La connectique comprend du Wi-Fi 6E, du Bluetooth 5.3, un port USB-C, quatre ports USB-A, un port HDMI 2.0 et une sortie DisplayPort 1.4. La machine embarque également un stockage extensible, notamment via microSD. Sous le capot, elle repose sur une puce AMD semi-personnalisée combinant un processeur Zen 4 à six cœurs et un GPU RDNA 3, accompagnés de 16 Go de mémoire DDR5 et de 8 Go de mémoire vidéo dédiée.
Entre liberté du PC et simplicité de la console
L’autre principal atout tient à la liberté de réglage qu’elle offre. À la différence des consoles traditionnelles, qui proposent généralement des modes de performance prédéfinis, la Steam Machine permet d’ajuster finement les paramètres graphiques afin de privilégier, selon les jeux, la fluidité ou la qualité d’image.
Déjà éprouvé sur le Steam Deck, SteamOS propose une expérience pensée pour le salon, même si son interface et sa boutique intégrée peuvent encore être perfectibles. Son environnement Linux reste toutefois une limite, car certains jeux protégés par des systèmes anti-triche, comme Madden NFL ou PUBG: Battlegrounds, ne sont pas nécessairement compatibles.
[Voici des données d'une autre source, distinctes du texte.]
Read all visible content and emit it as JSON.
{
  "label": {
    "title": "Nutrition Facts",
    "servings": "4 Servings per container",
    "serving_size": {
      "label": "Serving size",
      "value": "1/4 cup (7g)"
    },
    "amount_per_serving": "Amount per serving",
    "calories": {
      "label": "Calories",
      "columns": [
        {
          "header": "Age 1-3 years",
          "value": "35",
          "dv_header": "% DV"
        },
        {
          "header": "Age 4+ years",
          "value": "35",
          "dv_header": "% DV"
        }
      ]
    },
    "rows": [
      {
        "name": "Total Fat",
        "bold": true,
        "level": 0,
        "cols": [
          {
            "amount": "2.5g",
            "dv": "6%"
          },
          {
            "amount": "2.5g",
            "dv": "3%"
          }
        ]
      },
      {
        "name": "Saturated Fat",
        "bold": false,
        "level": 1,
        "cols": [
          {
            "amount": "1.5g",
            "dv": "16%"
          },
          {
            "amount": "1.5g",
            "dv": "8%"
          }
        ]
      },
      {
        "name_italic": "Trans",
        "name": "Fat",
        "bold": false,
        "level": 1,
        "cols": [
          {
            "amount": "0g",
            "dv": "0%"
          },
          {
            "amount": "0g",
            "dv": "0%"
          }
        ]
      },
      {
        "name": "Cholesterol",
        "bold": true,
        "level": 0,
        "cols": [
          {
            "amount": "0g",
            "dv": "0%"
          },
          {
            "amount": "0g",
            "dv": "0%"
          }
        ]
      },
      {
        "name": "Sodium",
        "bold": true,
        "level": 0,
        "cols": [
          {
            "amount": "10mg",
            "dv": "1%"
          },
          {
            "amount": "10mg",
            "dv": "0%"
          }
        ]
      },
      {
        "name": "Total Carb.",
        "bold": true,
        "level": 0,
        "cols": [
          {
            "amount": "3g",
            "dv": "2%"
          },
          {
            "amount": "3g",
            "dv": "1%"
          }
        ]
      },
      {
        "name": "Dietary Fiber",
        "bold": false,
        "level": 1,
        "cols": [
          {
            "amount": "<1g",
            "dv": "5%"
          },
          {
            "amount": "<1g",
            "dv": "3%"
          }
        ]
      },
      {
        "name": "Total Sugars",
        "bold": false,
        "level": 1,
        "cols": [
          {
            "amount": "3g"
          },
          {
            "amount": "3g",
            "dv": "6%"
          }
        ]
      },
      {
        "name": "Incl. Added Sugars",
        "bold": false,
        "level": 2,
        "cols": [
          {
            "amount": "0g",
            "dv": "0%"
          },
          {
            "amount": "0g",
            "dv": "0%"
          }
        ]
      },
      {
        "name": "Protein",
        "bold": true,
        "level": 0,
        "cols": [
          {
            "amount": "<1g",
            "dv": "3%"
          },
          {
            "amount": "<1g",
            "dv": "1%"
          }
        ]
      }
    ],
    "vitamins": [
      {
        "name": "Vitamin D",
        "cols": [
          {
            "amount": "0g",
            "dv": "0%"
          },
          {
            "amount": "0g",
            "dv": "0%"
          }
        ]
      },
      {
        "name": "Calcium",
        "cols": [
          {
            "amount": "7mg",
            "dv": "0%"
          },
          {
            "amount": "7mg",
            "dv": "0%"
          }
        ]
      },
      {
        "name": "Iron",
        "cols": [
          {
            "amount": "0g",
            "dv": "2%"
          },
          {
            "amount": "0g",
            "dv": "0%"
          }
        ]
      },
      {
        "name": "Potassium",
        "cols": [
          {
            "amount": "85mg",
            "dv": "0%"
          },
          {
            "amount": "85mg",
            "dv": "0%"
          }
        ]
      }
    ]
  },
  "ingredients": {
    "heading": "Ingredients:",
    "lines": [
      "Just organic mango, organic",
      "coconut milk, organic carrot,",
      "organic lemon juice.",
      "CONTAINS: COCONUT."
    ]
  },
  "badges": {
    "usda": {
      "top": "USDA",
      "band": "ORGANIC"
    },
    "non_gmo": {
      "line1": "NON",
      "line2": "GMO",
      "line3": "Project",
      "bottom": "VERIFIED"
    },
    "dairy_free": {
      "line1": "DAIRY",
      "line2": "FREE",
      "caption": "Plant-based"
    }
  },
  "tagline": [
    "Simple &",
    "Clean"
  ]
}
Cette information est indiquée titre par titre grâce à la couche de compatibilité Proton.
Au-delà du jeu vidéo classique, l’appareil peut également séduire les amateurs d’émulation rétro en haute définition et ceux qui souhaitent basculer vers un bureau Linux complet. Navigation web, traitement de texte ou montage vidéo deviennent alors possibles, une polyvalence que ne proposent ni la PlayStation ni la Xbox.
Un positionnement tarifaire qui interroge
Suffisant pour justifier le positionnement tarifaire qui oscille en France entre 1100 et 1430 euros selon la configuration choisie ? La question se pose d’autant plus que la Steam Machine coûte davantage qu’une PS5 Pro, alors que ses performances graphiques se situent davantage au niveau d’une PS5 standard.
Valve défend néanmoins un modèle ouvert, à l’inverse des écosystèmes plus fermés de Sony et Microsoft. Au final, selon Numerama, la Steam Machine s’adresse avant tout à celui qui possède déjà une vaste bibliothèque de jeux sur Steam et cherche à en profiter confortablement dans son salon.
Pour les utilisateurs qui visent avant tout la 4K au meilleur rapport qualité-prix, la PlayStation 5 Pro demeure l’option la plus rationnelle. À un tarif aussi élevé, l’argument le plus solide consiste, selon le média, à économiser quelques dizaines d’euros supplémentaires afin d’acquérir un véritable PC, plus puissant, compatible avec l’ensemble du catalogue de jeux existant et, surtout, évolutif dans le temps.